The disadvantage of inflation that remains high for a prolonged period of time is that consumers in the economy expect that inflation will continue to remain high even in the future. The demand for higher wages and the propensity of companies or service providers to increase that cost of their services is also high as they expect that future inflation will cut into their profitability and as such most try to pre empt the same and increase prices. This is visible in India today as a prolonged period of high inflation has led to a situation where the expectations for high inflation in the future are very high. There are various factors which have led to prolonged period of high inflation in India the primary among them is long period of Fiscal Profligacy especially in non productive revenue expenditure combined with a lack of productivity improvements in large segments of the economy. The rapid and continuous increase in Agricultural Minimum Support prices over the last 5 years has also contributed to higher Consumer Prices as CPI has a 50% weightage of food.
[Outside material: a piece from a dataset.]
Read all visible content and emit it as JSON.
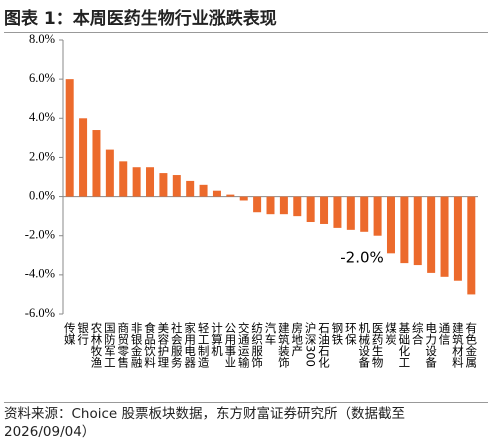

The continuous weakness of the Indian Rupee has also contributed to higher imported inflation. It is obviously debatable whether the debasement of the value of the INR is due to higher inflation differentials or INR fall has led to higher inflation.

There is now an opportunity for Raghuram Rajans gambit to playout. However this will not be possible without the support of the new Central Government. Continued Fiscal Profligacy combined with an increasing propensity to postpone reforms will lead to a slow progress in inflation control. One factor that has also contributed to higher headline inflation has been an adjustment of regulated prices especially in the power and fuel sectors. These adjustments are now on the verge of getting over to a great degree. One big area of adjustment left will be of fertilizer subsidies which the next government will need to take on board.
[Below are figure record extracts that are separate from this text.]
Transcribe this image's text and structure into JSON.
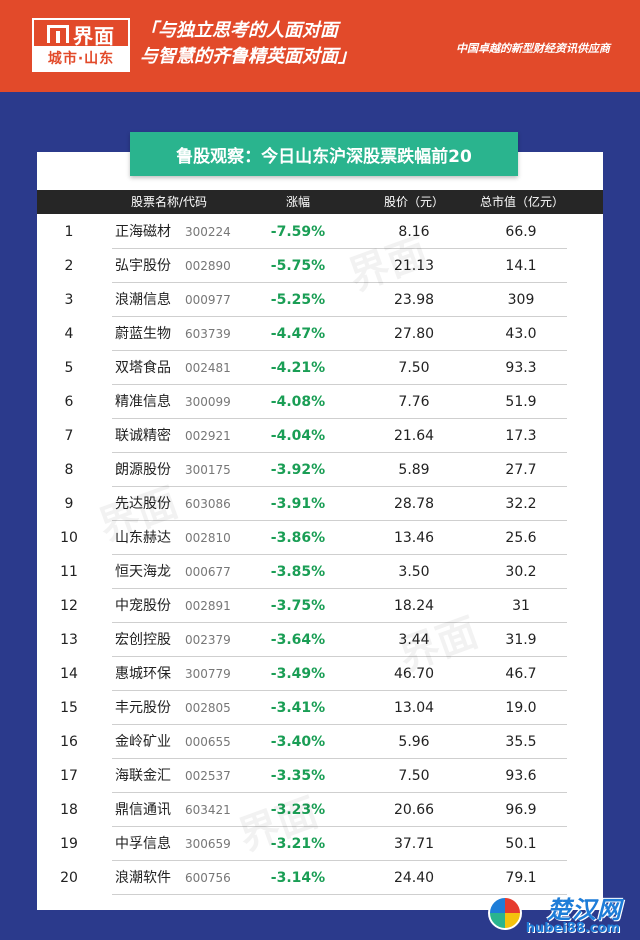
{
  "header": {
    "logo_name": "界面",
    "logo_sub": "城市·山东",
    "slogan_line1": "「与独立思考的人面对面",
    "slogan_line2": "与智慧的齐鲁精英面对面」",
    "tagline": "中国卓越的新型财经资讯供应商"
  },
  "title": "鲁股观察：今日山东沪深股票跌幅前20",
  "columns": {
    "name": "股票名称/代码",
    "change": "涨幅",
    "price": "股价（元）",
    "market_cap": "总市值（亿元）"
  },
  "rows": [
    {
      "rank": "1",
      "name": "正海磁材",
      "code": "300224",
      "change": "-7.59%",
      "price": "8.16",
      "cap": "66.9"
    },
    {
      "rank": "2",
      "name": "弘宇股份",
      "code": "002890",
      "change": "-5.75%",
      "price": "21.13",
      "cap": "14.1"
    },
    {
      "rank": "3",
      "name": "浪潮信息",
      "code": "000977",
      "change": "-5.25%",
      "price": "23.98",
      "cap": "309"
    },
    {
      "rank": "4",
      "name": "蔚蓝生物",
      "code": "603739",
      "change": "-4.47%",
      "price": "27.80",
      "cap": "43.0"
    },
    {
      "rank": "5",
      "name": "双塔食品",
      "code": "002481",
      "change": "-4.21%",
      "price": "7.50",
      "cap": "93.3"
    },
    {
      "rank": "6",
      "name": "精准信息",
      "code": "300099",
      "change": "-4.08%",
      "price": "7.76",
      "cap": "51.9"
    },
    {
      "rank": "7",
      "name": "联诚精密",
      "code": "002921",
      "change": "-4.04%",
      "price": "21.64",
      "cap": "17.3"
    },
    {
      "rank": "8",
      "name": "朗源股份",
      "code": "300175",
      "change": "-3.92%",
      "price": "5.89",
      "cap": "27.7"
    },
    {
      "rank": "9",
      "name": "先达股份",
      "code": "603086",
      "change": "-3.91%",
      "price": "28.78",
      "cap": "32.2"
    },
    {
      "rank": "10",
      "name": "山东赫达",
      "code": "002810",
      "change": "-3.86%",
      "price": "13.46",
      "cap": "25.6"
    },
    {
      "rank": "11",
      "name": "恒天海龙",
      "code": "000677",
      "change": "-3.85%",
      "price": "3.50",
      "cap": "30.2"
    },
    {
      "rank": "12",
      "name": "中宠股份",
      "code": "002891",
      "change": "-3.75%",
      "price": "18.24",
      "cap": "31"
    },
    {
      "rank": "13",
      "name": "宏创控股",
      "code": "002379",
      "change": "-3.64%",
      "price": "3.44",
      "cap": "31.9"
    },
    {
      "rank": "14",
      "name": "惠城环保",
      "code": "300779",
      "change": "-3.49%",
      "price": "46.70",
      "cap": "46.7"
    },
    {
      "rank": "15",
      "name": "丰元股份",
      "code": "002805",
      "change": "-3.41%",
      "price": "13.04",
      "cap": "19.0"
    },
    {
      "rank": "16",
      "name": "金岭矿业",
      "code": "000655",
      "change": "-3.40%",
      "price": "5.96",
      "cap": "35.5"
    },
    {
      "rank": "17",
      "name": "海联金汇",
      "code": "002537",
      "change": "-3.35%",
      "price": "7.50",
      "cap": "93.6"
    },
    {
      "rank": "18",
      "name": "鼎信通讯",
      "code": "603421",
      "change": "-3.23%",
      "price": "20.66",
      "cap": "96.9"
    },
    {
      "rank": "19",
      "name": "中孚信息",
      "code": "300659",
      "change": "-3.21%",
      "price": "37.71",
      "cap": "50.1"
    },
    {
      "rank": "20",
      "name": "浪潮软件",
      "code": "600756",
      "change": "-3.14%",
      "price": "24.40",
      "cap": "79.1"
    }
  ],
  "footer_logo": {
    "name": "楚汉网",
    "url": "hubei88.com"
  },
  "colors": {
    "banner": "#e24a2a",
    "background": "#2b3a8c",
    "title_bg": "#2ab48e",
    "negative": "#1a9e55"
  }
}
Rajan's resolve has been taken well by the markets and we have seen the debasement in the value of the Indian rupee stop and reverse. The general belief that the strategy to control inflation is a long drawn and consistent one unlike half baked measures of the previous RBI governors has already started playing out on inflation expectations.

If we are to assume that the average CPI of 2013-14 of around 10% will actually fall to 6% over the next two years then this will also mean that the 10 year bond yields will also fall from the current 9% to below 7%. If this is also combined with an improving economy and an improved Fiscal Position the rally in bond prices can be even sharper. If a zero coupon 10 year bond that yields 9% today yields 7% after two years and has a residual life of 8 years then for investors who invest today it will provide a capital appreciation of 38% over a 2 year period. If yields fall to 6% then returns will be a whopping 48%. Essentially a monetary policy that is assumed to be tight and bad for bonds today is actually very good for long term bond investors if the aim of the policy is achieved.
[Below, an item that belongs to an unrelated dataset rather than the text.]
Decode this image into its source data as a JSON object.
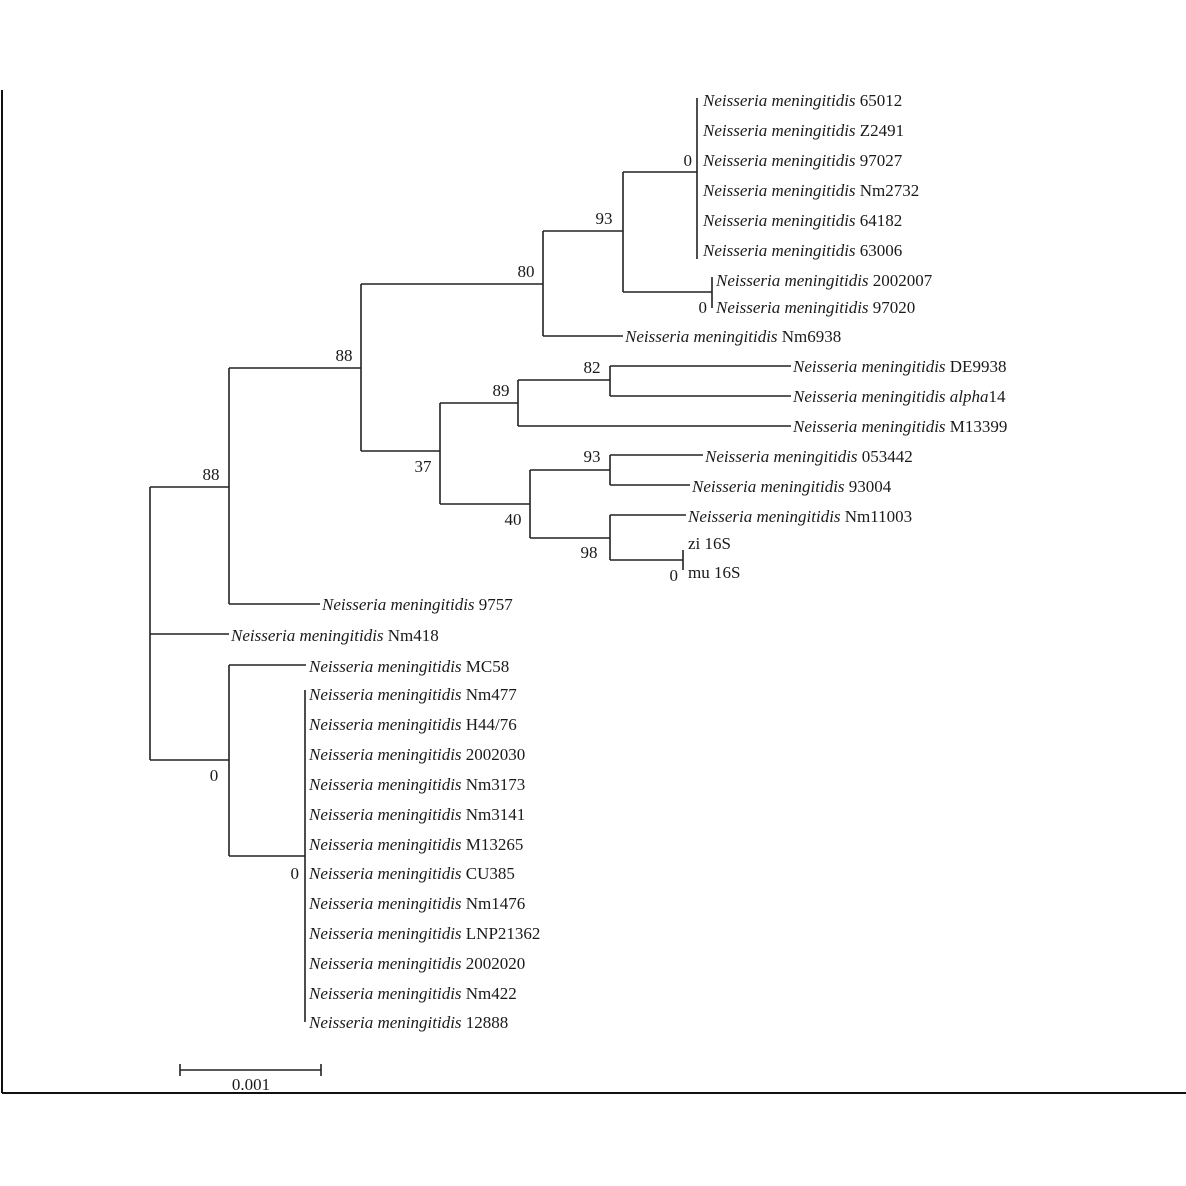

There will be people who will argue that as US bond yields move up with the end of Taper and easy money policies and a revival of the US economy it is unlikely that bonds will rally in India. This is an extremely fallacious argument. Over the last 15 years the difference in bond yields between Indian 10 yr and US 10 yr has been as low as 1% and as high as 7%. The current differential is in 6.25%. There is no reason to believe that it will not compress. Also given that the Indian government is largely financed by domestic investor's domestic macroeconomics is much more important from the standpoint of Indian yields.

In conclusion, the possibility of a stable growth oriented government combined with a credible central bank is actually very bullish for bond investors. The possibility that both bond and equity investors will make lot of money over the next two years will in that case be quite high.